L’autrice, afroamericana di origini proletaria, esponente del black femminismo, ci conduce attraverso la sua vita scolastica segnata dalla segregazione razziale, ma anche dalle delusioni incontrate nella scuola dell’integrazione razziale. “Nelle scuole bianche imparammo presto che ciò che ci si aspettava da noi era l’obbedienza e non la volontà zelante di imparare. La passione eccessiva per l’apprendimento veniva facilmente interpretata come una minaccia all’autorità bianca.”
E le delusioni continuano all’università dove le docenti bianche dei Women’s studies “non erano desiderose di coltivare l’interesse delle studenti nere per il pensiero femminista”.
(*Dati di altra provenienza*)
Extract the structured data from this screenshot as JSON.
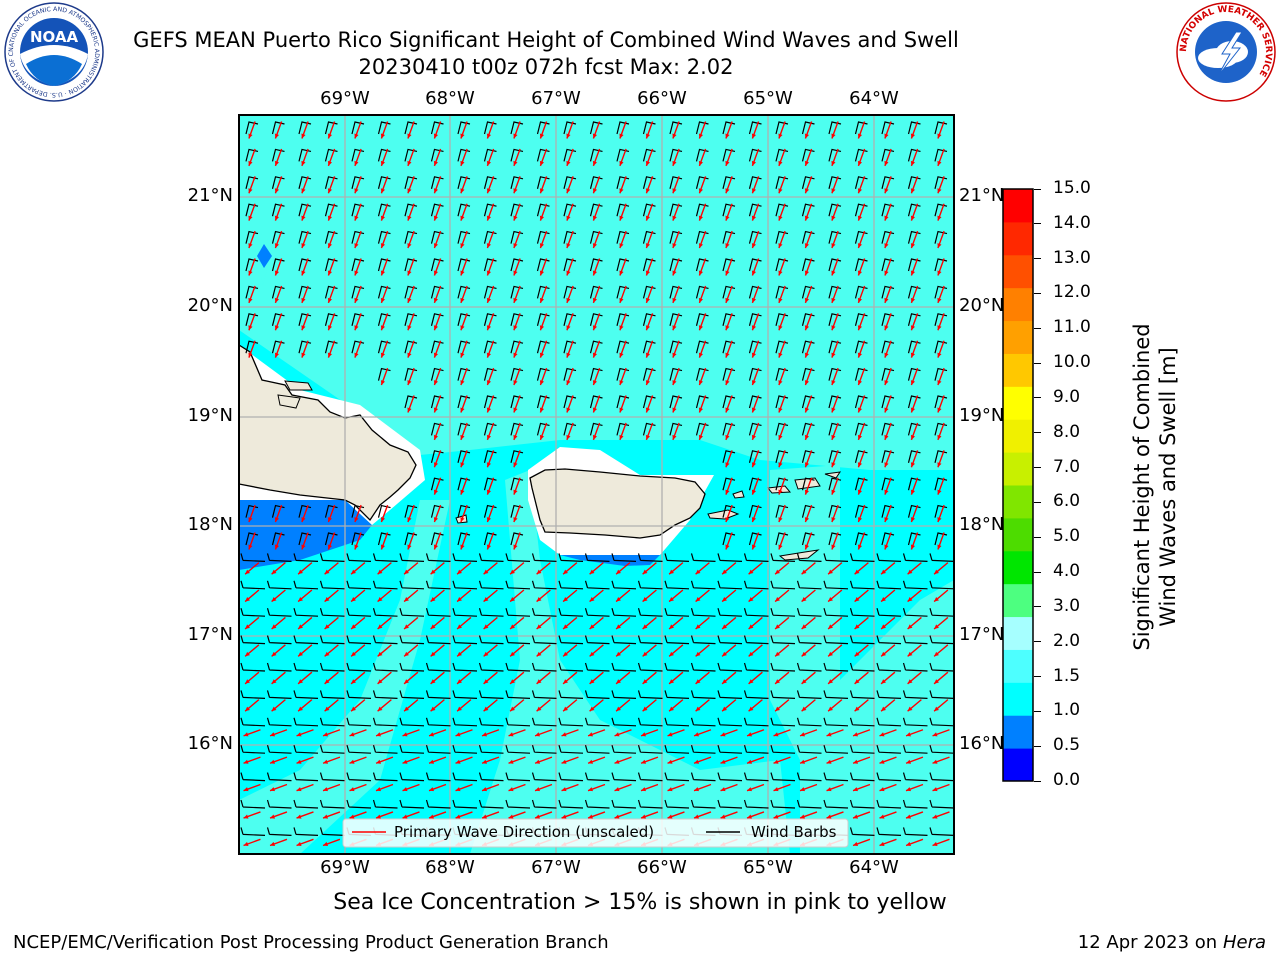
{
  "header": {
    "title_line1": "GEFS MEAN Puerto Rico Significant Height of Combined Wind Waves and Swell",
    "title_line2": "20230410 t00z 072h fcst   Max: 2.02",
    "noaa_logo_text": "NOAA",
    "noaa_ring_text": "NATIONAL OCEANIC AND ATMOSPHERIC ADMINISTRATION · U.S. DEPARTMENT OF COMMERCE",
    "nws_ring_text": "NATIONAL WEATHER SERVICE"
  },
  "map": {
    "lon_labels": [
      "69°W",
      "68°W",
      "67°W",
      "66°W",
      "65°W",
      "64°W"
    ],
    "lat_labels": [
      "21°N",
      "20°N",
      "19°N",
      "18°N",
      "17°N",
      "16°N"
    ],
    "legend": {
      "wave_label": "Primary Wave Direction (unscaled)",
      "barb_label": "Wind Barbs",
      "wave_color": "#ff0000",
      "barb_color": "#000000"
    },
    "colors": {
      "ocean_main": "#00ffff",
      "ocean_light": "#4dfff0",
      "ocean_mid": "#00e6ff",
      "ocean_dark": "#0080ff",
      "land": "#eeeadb",
      "coast": "#000000",
      "grid": "#b0b0b0"
    }
  },
  "colorbar": {
    "ticks": [
      "15.0",
      "14.0",
      "13.0",
      "12.0",
      "11.0",
      "10.0",
      "9.0",
      "8.0",
      "7.0",
      "6.0",
      "5.0",
      "4.0",
      "3.0",
      "2.0",
      "1.5",
      "1.0",
      "0.5",
      "0.0"
    ],
    "colors": [
      "#0000ff",
      "#0080ff",
      "#00ffff",
      "#4dffff",
      "#a6ffff",
      "#4dff80",
      "#00e600",
      "#4ddc00",
      "#80e600",
      "#c8f000",
      "#f0f000",
      "#ffff00",
      "#ffc800",
      "#ffa000",
      "#ff8000",
      "#ff5000",
      "#ff2800",
      "#ff0000"
    ],
    "label_line1": "Significant Height of Combined",
    "label_line2": "Wind Waves and Swell [m]"
  },
  "caption": "Sea Ice Concentration > 15% is shown in pink to yellow",
  "footer": {
    "left": "NCEP/EMC/Verification Post Processing Product Generation Branch",
    "right_prefix": "12 Apr 2023 on ",
    "right_host": "Hera"
  }
}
Questo non impedisce all’autrice di diventare a sua volta un’insegnante, che partendo dalle sue radici nere, si afferma come esponente del pensiero femminista della “pedagogia radicale” e come propugnatrice dell’idea che “l’aula dovesse essere un luogo eccitante, mai noioso”
Eccitazione e divertimento nell’istruzione e nell’insegnamento visto “come atto performativo” che ci costringe a “coinvolgere il pubblico, a considerare la questione della reciprocità”
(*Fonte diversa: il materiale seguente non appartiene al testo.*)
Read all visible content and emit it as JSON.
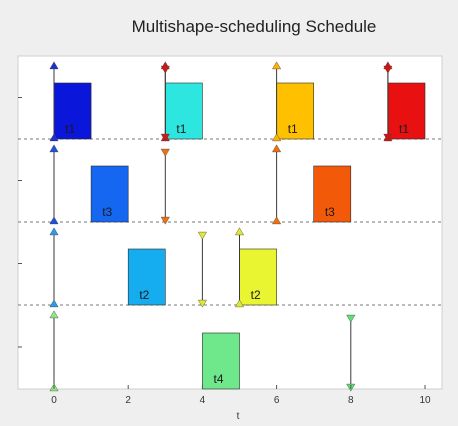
{
  "chart_data": {
    "type": "timeline",
    "title": "Multishape-scheduling Schedule",
    "xlabel": "t",
    "xlim": [
      -1,
      11
    ],
    "xticks": [
      0,
      2,
      4,
      6,
      8,
      10
    ],
    "tick_labels": [
      "0",
      "2",
      "4",
      "6",
      "8",
      "10"
    ],
    "rows": [
      {
        "tasks": [
          {
            "label": "t1",
            "start": 0,
            "end": 1,
            "color": "#0a16d9"
          },
          {
            "label": "t1",
            "start": 3,
            "end": 4,
            "color": "#2ee6e0"
          },
          {
            "label": "t1",
            "start": 6,
            "end": 7,
            "color": "#ffc000"
          },
          {
            "label": "t1",
            "start": 9,
            "end": 10,
            "color": "#e81010"
          }
        ],
        "releases": [
          {
            "t": 0,
            "color": "#1a30d0"
          },
          {
            "t": 3,
            "color": "#d01818"
          },
          {
            "t": 6,
            "color": "#ffb000"
          },
          {
            "t": 9,
            "color": "#d81010"
          }
        ],
        "deadlines": [
          {
            "t": 3,
            "color": "#d01818"
          },
          {
            "t": 9,
            "color": "#d81010"
          }
        ]
      },
      {
        "tasks": [
          {
            "label": "t3",
            "start": 1,
            "end": 2,
            "color": "#1566f0"
          },
          {
            "label": "t3",
            "start": 7,
            "end": 8,
            "color": "#f25a0a"
          }
        ],
        "releases": [
          {
            "t": 0,
            "color": "#1e4fe0"
          },
          {
            "t": 6,
            "color": "#f07010"
          }
        ],
        "deadlines": [
          {
            "t": 3,
            "color": "#f07010"
          }
        ]
      },
      {
        "tasks": [
          {
            "label": "t2",
            "start": 2,
            "end": 3,
            "color": "#15adf0"
          },
          {
            "label": "t2",
            "start": 5,
            "end": 6,
            "color": "#e8f530"
          }
        ],
        "releases": [
          {
            "t": 0,
            "color": "#2a9be8"
          },
          {
            "t": 5,
            "color": "#dfe830"
          }
        ],
        "deadlines": [
          {
            "t": 4,
            "color": "#e0e830"
          }
        ]
      },
      {
        "tasks": [
          {
            "label": "t4",
            "start": 4,
            "end": 5,
            "color": "#6ee88a"
          }
        ],
        "releases": [
          {
            "t": 0,
            "color": "#8ee880"
          }
        ],
        "deadlines": [
          {
            "t": 8,
            "color": "#60e070"
          }
        ]
      }
    ]
  }
}
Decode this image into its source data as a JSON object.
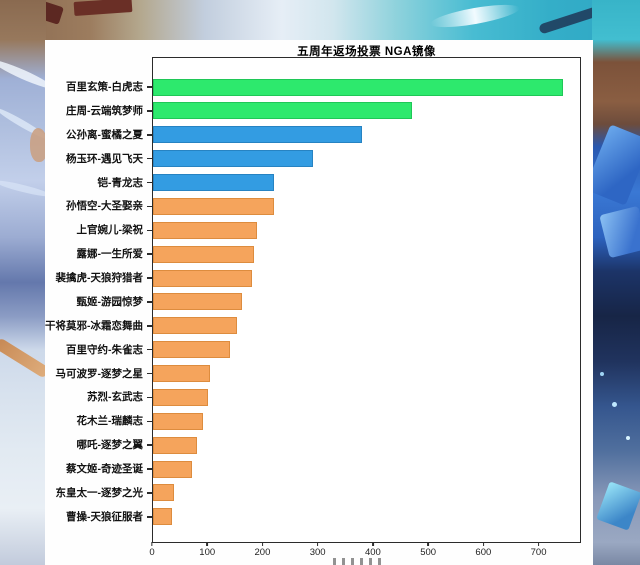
{
  "chart_data": {
    "type": "bar",
    "orientation": "horizontal",
    "title": "五周年返场投票 NGA镜像",
    "categories": [
      "百里玄策-白虎志",
      "庄周-云端筑梦师",
      "公孙离-蜜橘之夏",
      "杨玉环-遇见飞天",
      "铠-青龙志",
      "孙悟空-大圣娶亲",
      "上官婉儿-梁祝",
      "露娜-一生所爱",
      "裴擒虎-天狼狩猎者",
      "甄姬-游园惊梦",
      "干将莫邪-冰霜恋舞曲",
      "百里守约-朱雀志",
      "马可波罗-逐梦之星",
      "苏烈-玄武志",
      "花木兰-瑞麟志",
      "哪吒-逐梦之翼",
      "蔡文姬-奇迹圣诞",
      "东皇太一-逐梦之光",
      "曹操-天狼征服者"
    ],
    "values": [
      745,
      470,
      380,
      290,
      220,
      220,
      188,
      183,
      180,
      162,
      153,
      140,
      104,
      99,
      90,
      80,
      70,
      38,
      34
    ],
    "bar_colors": [
      "green",
      "green",
      "blue",
      "blue",
      "blue",
      "orange",
      "orange",
      "orange",
      "orange",
      "orange",
      "orange",
      "orange",
      "orange",
      "orange",
      "orange",
      "orange",
      "orange",
      "orange",
      "orange"
    ],
    "palette": {
      "green": "#2de96d",
      "blue": "#339ce2",
      "orange": "#f5a45c"
    },
    "palette_edges": {
      "green": "#1fc757",
      "blue": "#2783c2",
      "orange": "#dd8c3e"
    },
    "xlim": [
      0,
      775
    ],
    "x_ticks": [
      0,
      100,
      200,
      300,
      400,
      500,
      600,
      700
    ],
    "ylabel": "",
    "xlabel": "",
    "grid": false,
    "legend_position": "none"
  }
}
L’aula quindi diventa uno “spazio più radicale dell’accademia” dove si pratica “l’insegnamento che rende possibili le trasgressioni – un movimento contro e oltre i confini- per poter pensare, ripensare e creare nuove visioni. È quel movimento che rende l’educazione la pratica della libertà”
Insomma questo attualissimo testo scritto nel secolo scorso da bell hooks, grande intellettuale, attivista e femminista afroamericana, ci conduce con un linguaggio semplice e accessibile attraverso la teoria e la pratica di una pedagogia impegnata a costruire una comunità educante in un mondo multiculturale, una pedagogia femminista radicata nei Black studies e nel posizionamento di classe, e quindi intersezionale.
Una pedagogia tesa a realizzare un insegnamento che tenga conto del corpo e dei corpi, affinché apprendimento e insegnamento siano appassionati ed “erotici”. “Per riportare in aula la passione… i docenti devono ritrovare il luogo dell’eros dentro sé stessi e permettere alla mente e al corpo insieme di sentire e conoscere il desiderio.”